The Parent Club: a safe space and learning hub for Miami-Dade parents

Gabriel Suarez, a facilitator for the Parent Club, hosts story time for one of the club’s “Ready, Set, Go: Storytelling” workshops | Courtesy of The Parent Club

Isabel Rivera | Contributing Writer

“Instructions not included” is the motto most parents gravitate towards when asked what it’s like to raise a child. With 21st-century problems such as screen-time ratios and the online learning years of the pandemic, this rings even truer.

Though a proven parenting formula has yet to exist, there’s an FIU organization that wants to help Miami-Dade County families get as close to it as possible.

The Children’s Trust Parent Club is a community-wide initiative dedicated to supporting parents through the triumphs and trials of parenthood with workshops on how to raise happy, healthy, and successful children and teens.

Established in 2019, the club is a mixture of efforts from several local organizations including The Children’s Trust, the University of Miami’s Mailman Center for Child Development, Be Strong International, Inc. and, most notably, FIU’s Center for Children and Families. 
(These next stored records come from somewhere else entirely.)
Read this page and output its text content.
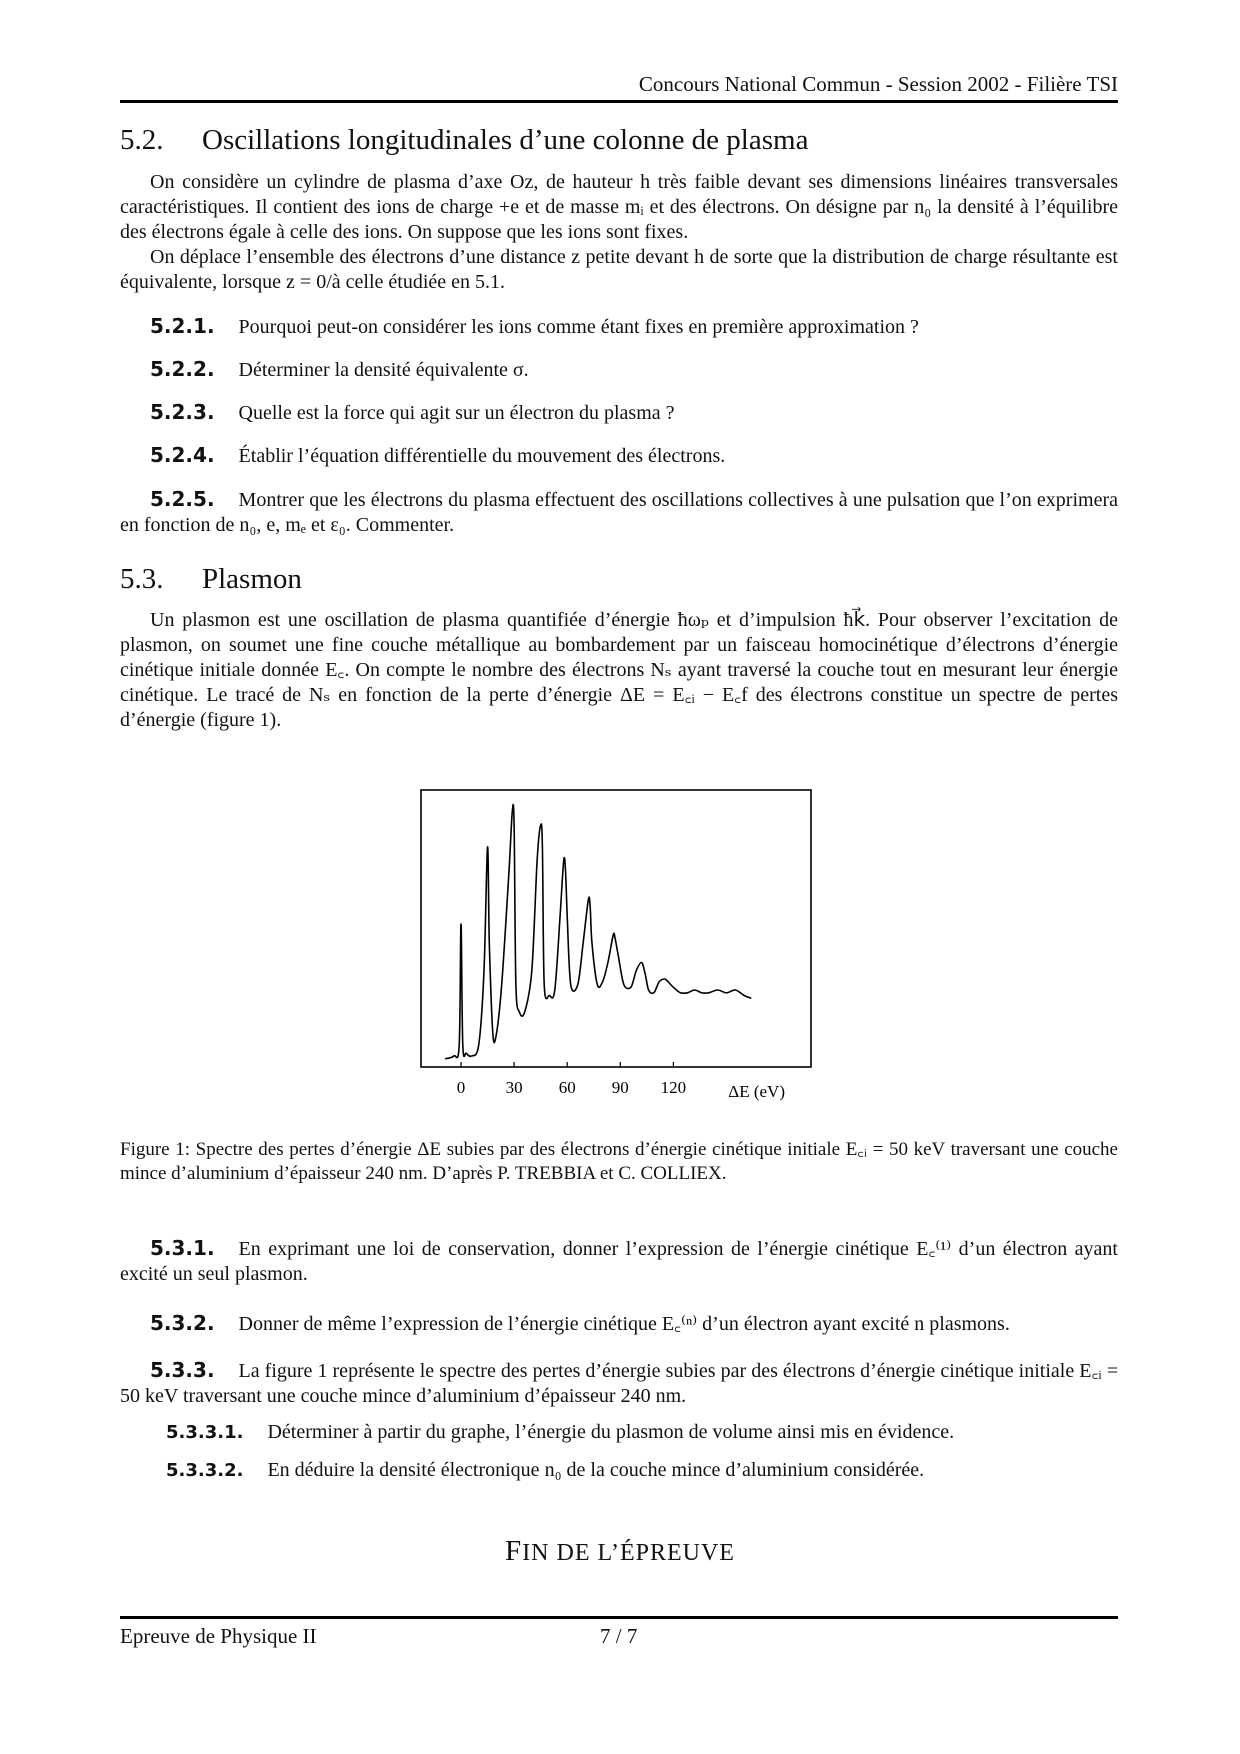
Concours National Commun - Session 2002 - Filière TSI
5.2. Oscillations longitudinales d’une colonne de plasma
On considère un cylindre de plasma d’axe Oz, de hauteur h très faible devant ses dimensions linéaires transversales caractéristiques. Il contient des ions de charge +e et de masse mᵢ et des électrons. On désigne par n₀ la densité à l’équilibre des électrons égale à celle des ions. On suppose que les ions sont fixes.
On déplace l’ensemble des électrons d’une distance z petite devant h de sorte que la distribution de charge résultante est équivalente, lorsque z = 0/à celle étudiée en 5.1.
5.2.1. Pourquoi peut-on considérer les ions comme étant fixes en première approximation ?
5.2.2. Déterminer la densité équivalente σ.
5.2.3. Quelle est la force qui agit sur un électron du plasma ?
5.2.4. Établir l’équation différentielle du mouvement des électrons.
5.2.5. Montrer que les électrons du plasma effectuent des oscillations collectives à une pulsation que l’on exprimera en fonction de n₀, e, mₑ et ε₀. Commenter.
5.3. Plasmon
Un plasmon est une oscillation de plasma quantifiée d’énergie ħωₚ et d’impulsion ħk⃗. Pour observer l’excitation de plasmon, on soumet une fine couche métallique au bombardement par un faisceau homocinétique d’électrons d’énergie cinétique initiale donnée E꜀. On compte le nombre des électrons Nₛ ayant traversé la couche tout en mesurant leur énergie cinétique. Le tracé de Nₛ en fonction de la perte d’énergie ΔE = E꜀ᵢ − E꜀f des électrons constitue un spectre de pertes d’énergie (figure 1).
0 30 60 90 120 ΔE (eV)
Figure 1: Spectre des pertes d’énergie ΔE subies par des électrons d’énergie cinétique initiale E꜀ᵢ = 50 keV traversant une couche mince d’aluminium d’épaisseur 240 nm. D’après P. TREBBIA et C. COLLIEX.
5.3.1. En exprimant une loi de conservation, donner l’expression de l’énergie cinétique E꜀⁽¹⁾ d’un électron ayant excité un seul plasmon.
5.3.2. Donner de même l’expression de l’énergie cinétique E꜀⁽ⁿ⁾ d’un électron ayant excité n plasmons.
5.3.3. La figure 1 représente le spectre des pertes d’énergie subies par des électrons d’énergie cinétique initiale E꜀ᵢ = 50 keV traversant une couche mince d’aluminium d’épaisseur 240 nm.
5.3.3.1. Déterminer à partir du graphe, l’énergie du plasmon de volume ainsi mis en évidence.
5.3.3.2. En déduire la densité électronique n₀ de la couche mince d’aluminium considérée.
FIN DE L’ÉPREUVE
Epreuve de Physique II	7 / 7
 “[The Parent Club] is really close to the mission of our center, because our focus is to promote children’s mental health and wellbeing,” shared Dr. Katie Hart, director of the initiative. “One of the ways we know we can prevent a lot of mental health challenges is if we support parents and caregivers specifically.”
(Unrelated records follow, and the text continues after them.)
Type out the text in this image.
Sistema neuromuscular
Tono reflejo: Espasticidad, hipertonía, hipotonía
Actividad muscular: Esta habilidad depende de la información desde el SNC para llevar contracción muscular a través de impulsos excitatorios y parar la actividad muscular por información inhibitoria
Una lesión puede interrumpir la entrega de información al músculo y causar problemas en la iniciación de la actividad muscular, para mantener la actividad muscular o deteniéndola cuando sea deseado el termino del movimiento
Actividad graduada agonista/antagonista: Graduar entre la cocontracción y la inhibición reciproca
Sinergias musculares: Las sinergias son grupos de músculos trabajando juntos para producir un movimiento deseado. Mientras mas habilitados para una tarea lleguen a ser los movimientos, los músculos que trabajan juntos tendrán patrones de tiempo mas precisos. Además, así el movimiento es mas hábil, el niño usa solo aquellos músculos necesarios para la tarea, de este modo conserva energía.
The Parent Club partners with community hubs such as the HistoryMiami Museum to reach parents all across Miami-Dade County | Courtesy of The Parent Club

Workshops are held weekly online and in-person at schools, libraries, churches, museums, and other community hubs across the county and are offered in English, Spanish and Creole. They cover a range of relevant topics including ADHD, cyberbullying, and tantrums.

Incentives such as free childcare, food, and raffle giveaways draw in crowds of up to 75+ who show up for the perks and stay for the pointers.

Dr. Hart, who is an associate professor of psychology and licensed clinical psychologist herself, spearheads a team of five staff members made up of two coordinators and three facilitators. Together, their distinct cultural, educational and even familial backgrounds speak to the diversity of the community they serve.

“We have facilitators who are bilingual, some who are new parents, and some who are parents of teens,” Dr. Hart said about her team members. “That helps to provide some additional context and empathy for families. It’s helpful to hear from voices that share lived experiences.”

Aside from being a safe space parents flock to, the Parent Club aims to be an educational cornerstone for the families it serves. The organization prides itself in its Triple P curriculum, an Australian-based positive parenting program that is rooted in empirical evidence. 

Triple P supplies parents with simple and practical strategies that stem from the belief that when you build healthy parents, you build stronger communities. 

The program’s extensive research findings that point to decreased rates of child abuse, reduced problem behavior in children, and improved mental health amongst caregivers seem to agree.

“As parents, we only have the model of how we were raised and, although all parents are doing the best they can, it isn’t always a model that we would like to repeat,” said one of the club’s facilitators, Barby Jimenez, on some of the challenges the Parent Club’s curriculum addresses.

She recalled being surprised at a recent workshop when parents were asked if they had experienced “time-out” as a childhood punishment, and no one raised their hand. Instead, the participants, who ranged between the millennial and Generation X ages, admitted that they’d often been “hit” for misbehaving.

“I love when I see parents have an ‘Aha!’ moment and feel like they have permission to parent differently from their past experiences,” Jimenez mentioned. “It feeds my heart to know we are changing lives well into the future.”

Assistant researcher Melany Garcia conducts an arts and crafts activity at a “Ready, Set, Go: Storytelling” workshop | Courtesy of The Parent Club

Beyond the Parent Club’s goal to support and educate parents, the heart of its mission is connection. Dr. Hart and her team are keenly aware of the weight that accompanies being a parent – a child’s first and most formative role model – and the isolating effect that responsibility can have. 

Parents often feel left to their own devices when it comes to navigating their unique children and parental experiences. The Parent Club aims to remedy that very misconception.

“I think we all want to feel like we have a community and belong somewhere,” closed Dr. Hart. That’s really what the Parent Club is all about – bringing  parents together to learn, share, and connect with one another.”